V. Key Claim Terms for Construction

The Term: "non-self-aggregating uniformity"

  • Context and Importance: This term is central to the patent's purported inventive concept of overcoming the key failure of prior art films. The entire dispute over infringement will likely hinge on whether the accused generic product possesses this specific type of uniformity.
  • Intrinsic Evidence for Interpretation:
    • Evidence for a Broader Interpretation: The patent defines the term as the ability to provide a "substantially reduced occurrence of... aggregation or conglomeration of components" ('305 Patent, col. 9:10-15). Claim 26 itself provides a quantitative, functional definition: dosage units that "do not vary by more than 10%," which could be argued to cover any film meeting that metric, regardless of the specific mechanism preventing aggregation.
    • Evidence for a Narrower Interpretation: A defendant may argue that the term should be limited by the mechanisms described in the specification as the cause of this uniformity. The patent repeatedly contrasts the invention with conventional top-down drying methods that cause a "skin" and a "ripple effect," and highlights controlled bottom-up drying as the solution ('305 Patent, col. 3:41-4:5).
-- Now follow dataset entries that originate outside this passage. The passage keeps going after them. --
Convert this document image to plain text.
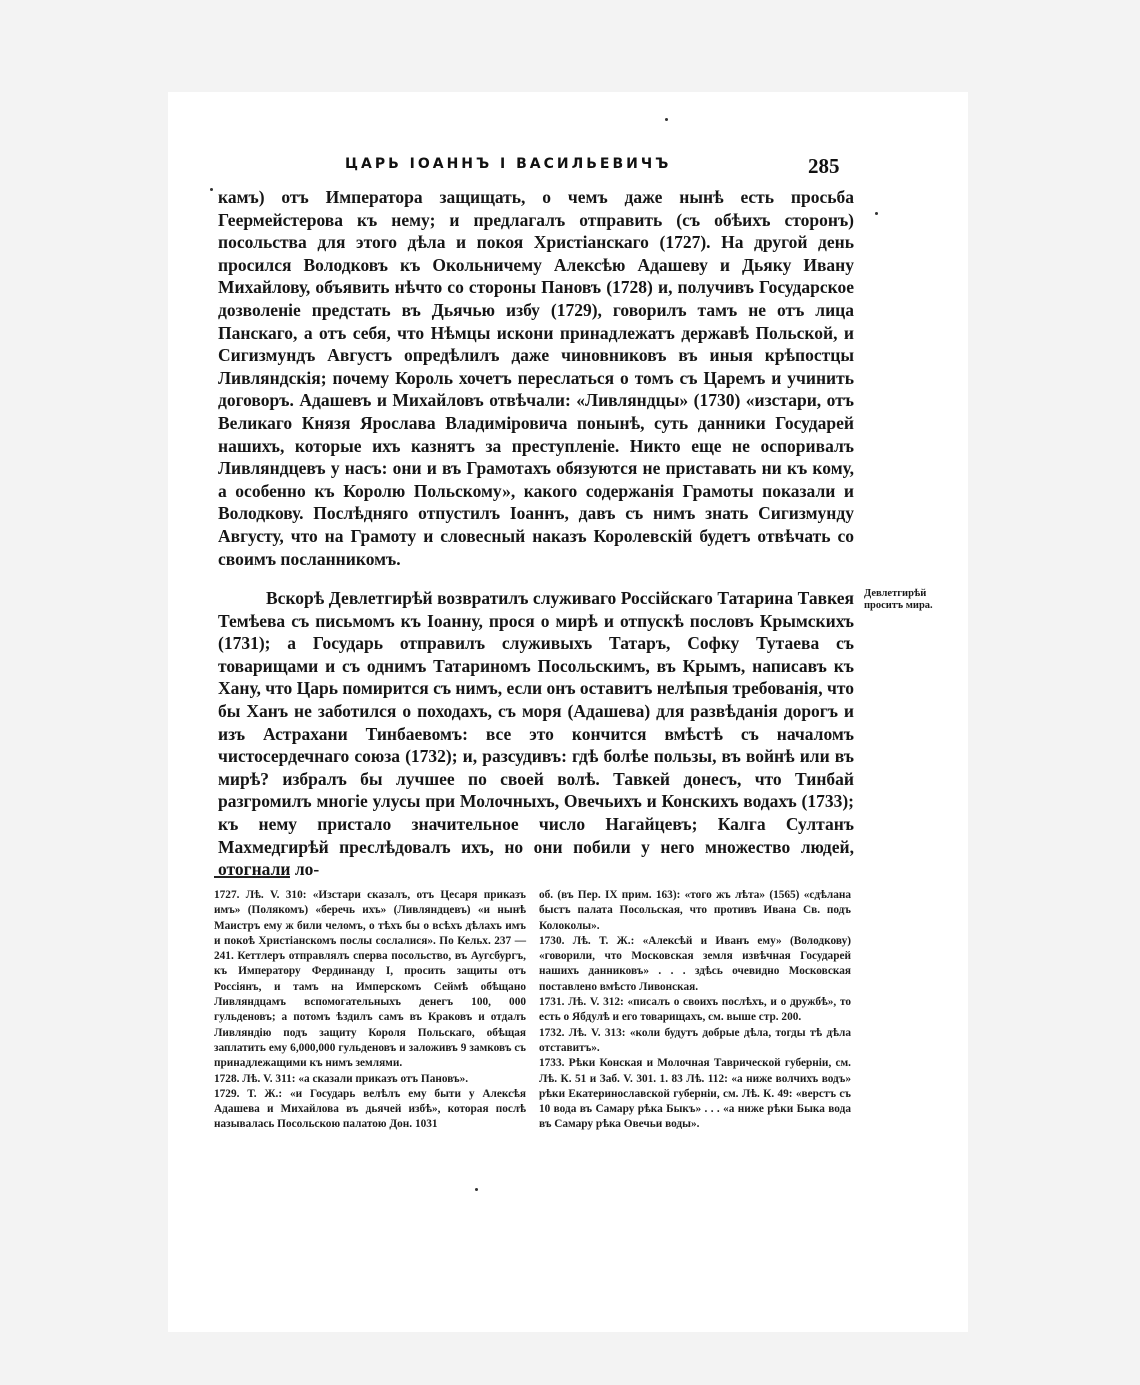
ЦАРЬ ІОАННЪ І ВАСИЛЬЕВИЧЪ	285

камъ) отъ Императора защищать, о чемъ даже нынѣ есть просьба Геермейстерова къ нему; и предлагалъ отправить (съ обѣихъ сторонъ) посольства для этого дѣла и покоя Христіанскаго (1727). На другой день просился Володковъ къ Окольничему Алексѣю Адашеву и Дьяку Ивану Михайлову, объявить нѣчто со стороны Пановъ (1728) и, получивъ Государское дозволеніе предстать въ Дьячью избу (1729), говорилъ тамъ не отъ лица Панскаго, а отъ себя, что Нѣмцы искони принадлежатъ державѣ Польской, и Сигизмундъ Августъ опредѣлилъ даже чиновниковъ въ иныя крѣпостцы Ливляндскія; почему Король хочетъ переслаться о томъ съ Царемъ и учинить договоръ. Адашевъ и Михайловъ отвѣчали: «Ливляндцы» (1730) «изстари, отъ Великаго Князя Ярослава Владиміровича понынѣ, суть данники Государей нашихъ, которые ихъ казнятъ за преступленіе. Никто еще не оспоривалъ Ливляндцевъ у насъ: они и въ Грамотахъ обязуются не приставать ни къ кому, а особенно къ Королю Польскому», какого содержанія Грамоты показали и Володкову. Послѣдняго отпустилъ Іоаннъ, давъ съ нимъ знать Сигизмунду Августу, что на Грамоту и словесный наказъ Королевскій будетъ отвѣчать со своимъ посланникомъ.

Вскорѣ Девлетгирѣй возвратилъ служиваго Россійскаго Татарина Тавкея Темѣева съ письмомъ къ Іоанну, прося о мирѣ и отпускѣ пословъ Крымскихъ (1731); а Государь отправилъ служивыхъ Татаръ, Софку Тутаева съ товарищами и съ однимъ Татариномъ Посольскимъ, въ Крымъ, написавъ къ Хану, что Царь помирится съ нимъ, если онъ оставитъ нелѣпыя требованія, что бы Ханъ не заботился о походахъ, съ моря (Адашева) для развѣданія дорогъ и изъ Астрахани Тинбаевомъ: все это кончится вмѣстѣ съ началомъ чистосердечнаго союза (1732); и, разсудивъ: гдѣ болѣе пользы, въ войнѣ или въ мирѣ? избралъ бы лучшее по своей волѣ. Тавкей донесъ, что Тинбай разгромилъ многіе улусы при Молочныхъ, Овечьихъ и Конскихъ водахъ (1733); къ нему пристало значительное число Нагайцевъ; Калга Султанъ Махмедгирѣй преслѣдовалъ ихъ, но они побили у него множество людей, отогнали ло-

Девлетгирѣй проситъ мира.

1727. Лѣ. V. 310: «Изстари сказалъ, отъ Цесаря приказъ имъ» (Полякомъ) «беречь ихъ» (Ливляндцевъ) «и нынѣ Маистръ ему ж били челомъ, о тѣхъ бы о всѣхъ дѣлахъ имъ и покоѣ Христіанскомъ послы сослалися». По Кельх. 237 — 241. Кеттлеръ отправлялъ сперва посольство, въ Аугсбургъ, къ Императору Фердинанду I, просить защиты отъ Россіянъ, и тамъ на Имперскомъ Сеймѣ обѣщано Ливляндцамъ вспомогательныхъ денегъ 100, 000 гульденовъ; а потомъ ѣздилъ самъ въ Краковъ и отдалъ Ливляндію подъ защиту Короля Польскаго, обѣщая заплатить ему 6,000,000 гульденовъ и заложивъ 9 замковъ съ принадлежащими къ нимъ землями.

1728. Лѣ. V. 311: «а сказали приказъ отъ Пановъ».

1729. Т. Ж.: «и Государь велѣлъ ему быти у Алексѣя Адашева и Михайлова въ дьячей избѣ», которая послѣ называлась Посольскою палатою Дон. 1031

об. (въ Пер. IX прим. 163): «того жъ лѣта» (1565) «сдѣлана быстъ палата Посольская, что противъ Ивана Св. подъ Колоколы».

1730. Лѣ. Т. Ж.: «Алексѣй и Иванъ ему» (Володкову) «говорили, что Московская земля извѣчная Государей нашихъ данниковъ» . . . здѣсь очевидно Московская поставлено вмѣсто Ливонская.

1731. Лѣ. V. 312: «писалъ о своихъ послѣхъ, и о дружбѣ», то есть о Ябдулѣ и его товарищахъ, см. выше стр. 200.

1732. Лѣ. V. 313: «коли будутъ добрые дѣла, тогды тѣ дѣла отставитъ».

1733. Рѣки Конская и Молочная Таврической губерніи, см. Лѣ. К. 51 и Заб. V. 301. 1. 83 Лѣ. 112: «а ниже волчихъ водъ» рѣки Екатеринославской губерніи, см. Лѣ. К. 49: «верстъ съ 10 вода въ Самару рѣка Быкъ» . . . «а ниже рѣки Быка вода въ Самару рѣка Овечьи воды».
This could support an argument that "non-self-aggregating uniformity" is a property that results specifically from avoiding these prior art drying problems.

The Term: "continuously cast film"

  • Context and Importance: This term defines the manufacturing process that the accused product must practice to infringe. Practitioners may focus on this term because if the Defendants’ manufacturing process is not "continuous casting" as construed by the court, there can be no infringement.
  • Intrinsic Evidence for Interpretation:
    • Evidence for a Broader Interpretation: The specification discloses that casting methods can include "reverse roll coating, gravure coating, immersion or dip coating, metering rod... slot die or extrusion coating," and others ('305 Patent, col. 27:6-14). This suggests the term is meant to be broad and not limited to a single specific technique.
    • Evidence for a Narrower Interpretation: The detailed description of the preferred embodiment focuses heavily on a reverse roll coating apparatus ('305 Patent, FIG. 6; col. 26:50-57). A defendant could potentially argue that specific statements made during patent prosecution or details of the described embodiments limit the term to a narrower set of processes than all those theoretically possible.

VI. Other Allegations

The complaint does not contain allegations of indirect or willful infringement.

VII. Analyst’s Conclusion: Key Questions for the Case

  • A central issue will be evidentiary and factual: Does the Defendants’ generic film product, as detailed in their confidential ANDA, actually meet the quantitative uniformity requirement of claim 26—namely, that individual doses cut from a larger sheet do not vary in active ingredient content by more than 10%? The case will turn heavily on product testing and discovery into Defendants' manufacturing quality control data.
  • A key legal question will be one of claim scope: Can the term "non-self-aggregating uniformity," which the patent teaches is achieved through specific controlled-drying techniques that avoid surface "skinning," be construed to cover a product that achieves dosage uniformity through different manufacturing means? The outcome will depend on how the court defines this central inventive concept.